Going to conferences is an important part of academic life.
It’s a great way to network with experts in your field, learn about cutting-edge research, brainstorm and develop your career.
However, it feels uncomfortable to arrive at a conference to talk about sustainable technologies having just flown there.
In June 2022, I took the train from Birmingham New Street to Stockholm Central for a conference. It was amazing! I went for a walk in Brussels, had pizza in the sun in Cologne, woke up in Copenhagen and had breakfast in Malmö. I couldn’t believe I’d never tried such a thing before.
It feels uncomfortable to arrive at a conference to talk about sustainable technologies having just flown there.
It was a completely different mindset. I felt a lot less anxious travelling, and able to sit with my thoughts and absorb my surroundings. I only had to make sure I was on the right platform at the right time.
I loved being able to get up and buy food in different places. I also managed to work a lot on the train, and watch the sun set over Northern Germany. Seeing different places along the way was wonderful – I fell in love with Cologne in my quick stop, and 6 months later came back there on holiday to explore properly.
I started a PhD because I wanted to make a difference and help stop catastrophic climate change. It feels ironic and wasteful that this research is used to justify flying to short conferences when there are alternatives available.
If researchers don’t understand the need to stay grounded when possible, and lead by example, how can we ever expect anyone else to? It feels extremely disingenuous not to engage with these implications. One journey probably doesn’t make a huge difference in emissions, but each one changes perceptions and gets our friends and colleagues thinking about the options. The time for excuses has run out. Leading with business travel would create some hope that a different future is possible.
If researchers don’t understand the need to stay grounded when possible, and lead by example, how can we ever expect anyone else to?
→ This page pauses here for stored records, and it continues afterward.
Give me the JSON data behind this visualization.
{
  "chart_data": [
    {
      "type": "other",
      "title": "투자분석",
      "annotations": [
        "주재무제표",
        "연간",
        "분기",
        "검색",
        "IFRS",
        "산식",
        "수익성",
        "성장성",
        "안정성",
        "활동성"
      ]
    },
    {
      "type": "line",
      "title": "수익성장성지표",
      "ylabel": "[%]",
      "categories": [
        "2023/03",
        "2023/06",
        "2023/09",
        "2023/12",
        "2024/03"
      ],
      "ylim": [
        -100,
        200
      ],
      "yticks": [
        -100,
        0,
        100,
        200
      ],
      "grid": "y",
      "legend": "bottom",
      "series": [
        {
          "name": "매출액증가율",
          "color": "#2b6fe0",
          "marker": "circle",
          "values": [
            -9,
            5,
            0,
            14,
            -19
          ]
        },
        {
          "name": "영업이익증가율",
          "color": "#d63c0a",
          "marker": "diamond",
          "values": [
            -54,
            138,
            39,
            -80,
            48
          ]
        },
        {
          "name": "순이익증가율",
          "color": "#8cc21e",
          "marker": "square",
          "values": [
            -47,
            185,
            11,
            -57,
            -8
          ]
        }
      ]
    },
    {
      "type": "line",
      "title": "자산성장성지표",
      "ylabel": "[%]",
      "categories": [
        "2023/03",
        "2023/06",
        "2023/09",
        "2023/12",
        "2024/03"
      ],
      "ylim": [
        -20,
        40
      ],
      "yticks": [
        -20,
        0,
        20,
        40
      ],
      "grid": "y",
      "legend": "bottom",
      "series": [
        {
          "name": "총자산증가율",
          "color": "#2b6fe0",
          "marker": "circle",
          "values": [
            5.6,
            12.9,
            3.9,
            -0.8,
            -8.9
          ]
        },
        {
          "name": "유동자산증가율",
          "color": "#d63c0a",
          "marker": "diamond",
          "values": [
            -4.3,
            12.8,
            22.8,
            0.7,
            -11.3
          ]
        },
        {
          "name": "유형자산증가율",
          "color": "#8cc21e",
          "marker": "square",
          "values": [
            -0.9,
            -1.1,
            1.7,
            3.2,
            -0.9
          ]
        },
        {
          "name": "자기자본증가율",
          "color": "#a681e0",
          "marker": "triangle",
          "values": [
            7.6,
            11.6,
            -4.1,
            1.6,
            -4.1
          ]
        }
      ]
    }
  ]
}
The logistics of crossing multiple countries and booking multiple tickets can be daunting. If you don't know anyone who has done a journey like this and can advise you, it's scary to book it all. Flights are so easy to just book and sort out, whereas trains require more planning and thought. For this reason I now try to offer help and advice to anyone who wants it.
Watching the landscape roll by and realising that I was perfectly capable of this journey, I was filled with joy. Something had always made me doubt if I could make the connections, or get the right paperwork, but suddenly I was free from the need to get places faster and the trappings of the modern systems.
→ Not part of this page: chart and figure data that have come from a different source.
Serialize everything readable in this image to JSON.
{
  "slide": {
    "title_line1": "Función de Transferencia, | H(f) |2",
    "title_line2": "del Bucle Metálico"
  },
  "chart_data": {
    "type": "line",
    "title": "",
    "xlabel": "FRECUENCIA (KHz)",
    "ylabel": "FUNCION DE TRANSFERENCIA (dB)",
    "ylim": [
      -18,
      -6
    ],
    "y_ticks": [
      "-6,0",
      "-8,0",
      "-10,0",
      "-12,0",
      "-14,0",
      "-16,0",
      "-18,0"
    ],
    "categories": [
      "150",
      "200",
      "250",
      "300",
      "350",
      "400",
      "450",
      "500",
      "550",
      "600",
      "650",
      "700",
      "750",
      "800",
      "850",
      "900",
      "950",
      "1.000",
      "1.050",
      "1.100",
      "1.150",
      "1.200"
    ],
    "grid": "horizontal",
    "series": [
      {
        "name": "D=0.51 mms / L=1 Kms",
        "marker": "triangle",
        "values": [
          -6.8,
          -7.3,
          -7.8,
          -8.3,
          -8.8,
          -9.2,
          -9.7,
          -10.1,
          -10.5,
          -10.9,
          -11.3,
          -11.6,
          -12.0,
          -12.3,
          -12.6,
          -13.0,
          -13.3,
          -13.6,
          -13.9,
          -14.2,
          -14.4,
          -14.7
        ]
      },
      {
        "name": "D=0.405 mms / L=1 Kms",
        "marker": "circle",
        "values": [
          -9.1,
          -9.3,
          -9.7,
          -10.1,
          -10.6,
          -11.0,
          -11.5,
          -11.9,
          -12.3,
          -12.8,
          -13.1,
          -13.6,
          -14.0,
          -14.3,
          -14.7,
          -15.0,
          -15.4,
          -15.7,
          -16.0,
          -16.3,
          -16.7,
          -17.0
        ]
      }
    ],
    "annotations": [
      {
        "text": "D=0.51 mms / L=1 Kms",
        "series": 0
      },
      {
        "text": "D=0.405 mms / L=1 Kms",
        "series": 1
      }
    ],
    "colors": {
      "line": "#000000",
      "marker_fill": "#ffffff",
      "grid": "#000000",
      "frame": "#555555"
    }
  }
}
In fact, time felt more efficient as most of the trains had wifi so I could work or watch films, or just watch the scenery whirl past. Time was not there to pressure me, it was a gift that I could spend as I pleased. I felt light in my head and heart, because I was free to make the unconventional choices that aligned with my values and aspirations.
Time felt more efficient… it was a gift that I could spend as I pleased.
I want to be a part of building the new world, which means confronting and challenging my own learnt behaviours, and weaving sustainable systems choices into how I live my life as well as do my research.
Since that trip, I have no longer just travelled. Every journey is an adventure, with stopovers in places I never would have seen otherwise. I have since been by train to Madrid, Barcelona, the south of France and Cologne, and am planning to go to Gothenburg in Sweden in October for a conference via a very similar route as I did before. I plan to come back via Copenhagen and Berlin, to stop for a couple of days and explore.